C’est souvent l’une des dernières qui nous manque. Quand on se met à recenser les vingt-deux communes que compte la Guyane, Saint-Elie n’est pas du genre à être citée la première. C’est plutôt celle qu’on a sur le bout de la langue, dont on connaît l’existence mais qu’on a tendance à oublier. Et pour cause. Plus personne ou presque ne met les pieds là-bas. Il faut être maire, gendarme ou orpailleur, pour aller voir ce qu’il s’y passe. Et s’armer de temps, et de patience. Techniquement déjà, la seule route d’accès est strictement fermée à la circulation. Ce chemin sinueux de 27 km creusé entre savane et forêt permet normalement aux seuls agents d’EDF d’accéder au barrage de Petit Saut depuis la RN1. Mais passons.
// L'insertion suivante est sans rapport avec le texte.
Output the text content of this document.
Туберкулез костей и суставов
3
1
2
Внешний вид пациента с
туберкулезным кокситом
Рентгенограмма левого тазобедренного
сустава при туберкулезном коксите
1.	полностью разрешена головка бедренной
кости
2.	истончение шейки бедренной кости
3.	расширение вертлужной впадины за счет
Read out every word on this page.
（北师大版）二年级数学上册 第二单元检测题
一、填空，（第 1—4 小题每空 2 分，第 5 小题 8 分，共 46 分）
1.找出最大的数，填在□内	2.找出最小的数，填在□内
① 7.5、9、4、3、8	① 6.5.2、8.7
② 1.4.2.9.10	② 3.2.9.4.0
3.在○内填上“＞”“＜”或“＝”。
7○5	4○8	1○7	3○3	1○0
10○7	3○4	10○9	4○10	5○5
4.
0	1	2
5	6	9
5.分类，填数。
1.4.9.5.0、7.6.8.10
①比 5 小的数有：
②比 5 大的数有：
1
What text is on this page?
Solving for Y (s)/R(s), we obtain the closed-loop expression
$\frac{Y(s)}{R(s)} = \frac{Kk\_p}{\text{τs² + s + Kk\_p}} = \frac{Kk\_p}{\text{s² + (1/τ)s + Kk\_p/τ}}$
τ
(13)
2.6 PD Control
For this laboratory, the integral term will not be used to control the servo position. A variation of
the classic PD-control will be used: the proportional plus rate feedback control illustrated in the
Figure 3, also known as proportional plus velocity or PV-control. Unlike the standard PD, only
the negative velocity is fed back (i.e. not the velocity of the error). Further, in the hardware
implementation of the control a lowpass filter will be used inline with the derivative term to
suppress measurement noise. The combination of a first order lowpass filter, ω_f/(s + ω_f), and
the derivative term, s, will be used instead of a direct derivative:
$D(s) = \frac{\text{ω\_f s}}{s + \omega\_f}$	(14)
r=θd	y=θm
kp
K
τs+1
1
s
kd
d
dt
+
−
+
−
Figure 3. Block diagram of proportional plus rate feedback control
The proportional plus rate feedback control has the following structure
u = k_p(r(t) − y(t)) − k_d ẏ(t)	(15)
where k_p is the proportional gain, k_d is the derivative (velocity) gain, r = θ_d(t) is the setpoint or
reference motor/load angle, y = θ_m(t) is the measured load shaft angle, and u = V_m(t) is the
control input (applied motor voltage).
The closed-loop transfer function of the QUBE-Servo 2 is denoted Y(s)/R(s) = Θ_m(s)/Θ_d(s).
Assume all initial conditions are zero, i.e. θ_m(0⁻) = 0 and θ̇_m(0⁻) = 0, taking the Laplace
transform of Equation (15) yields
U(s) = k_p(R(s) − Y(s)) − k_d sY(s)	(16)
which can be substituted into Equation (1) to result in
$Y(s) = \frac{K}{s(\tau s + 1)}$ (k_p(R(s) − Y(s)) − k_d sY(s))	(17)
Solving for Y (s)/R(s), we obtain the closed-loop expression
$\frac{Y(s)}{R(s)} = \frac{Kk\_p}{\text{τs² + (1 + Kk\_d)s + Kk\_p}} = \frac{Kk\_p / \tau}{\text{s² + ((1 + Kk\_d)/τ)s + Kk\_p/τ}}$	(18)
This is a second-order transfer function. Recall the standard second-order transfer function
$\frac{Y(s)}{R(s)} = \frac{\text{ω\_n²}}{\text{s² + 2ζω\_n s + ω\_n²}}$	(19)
Il s’agit ensuite de trouver un canot pour traverser le lac et atteindre, au bout d’une bonne heure et demie de slalom entre les arbres morts engloutis par le barrage, le débarcadère du PK6. Pour, enfin, terminer en quad ou en 4×4, et avaler 26 km de piste défoncée qui mènent au fameux bourg abandonné.
Ce jour-là, surprise : on croise une petite équipe de quatre personnes embauchées par la mairie de Saint-Elie pour s’occuper des espaces verts. Les vêtements souillés par la latérite, les regards fatigués, les gars sont « heureux » de voir arriver la pirogue qui va les ramener « dans la vraie vie. » Comme le souffle le plus jeune d’entre eux, le visage caché derrière une paire de Ray Ban bien trop clinquante pour être vraie : « C’est pas trop tôt. Si vous saviez comme j’suis content de vous voir ». On sent que le cri vient du cœur. Debout sous la pluie, les bottes noyées dans la boue, la clope dans une main, la tasse de café dans l’autre, le jeune homme laisse échapper un grand soupir de soulagement. « Ça fait deux semaines que j’ai vu personne. Un jour de plus et je pétais un câble », lâche-t-il. Bienvenue à Saint-Elie ! Où le maire, Charles Ringuet, espère bâtir un nouveau site agricole, artisanal, industriel… et touristique.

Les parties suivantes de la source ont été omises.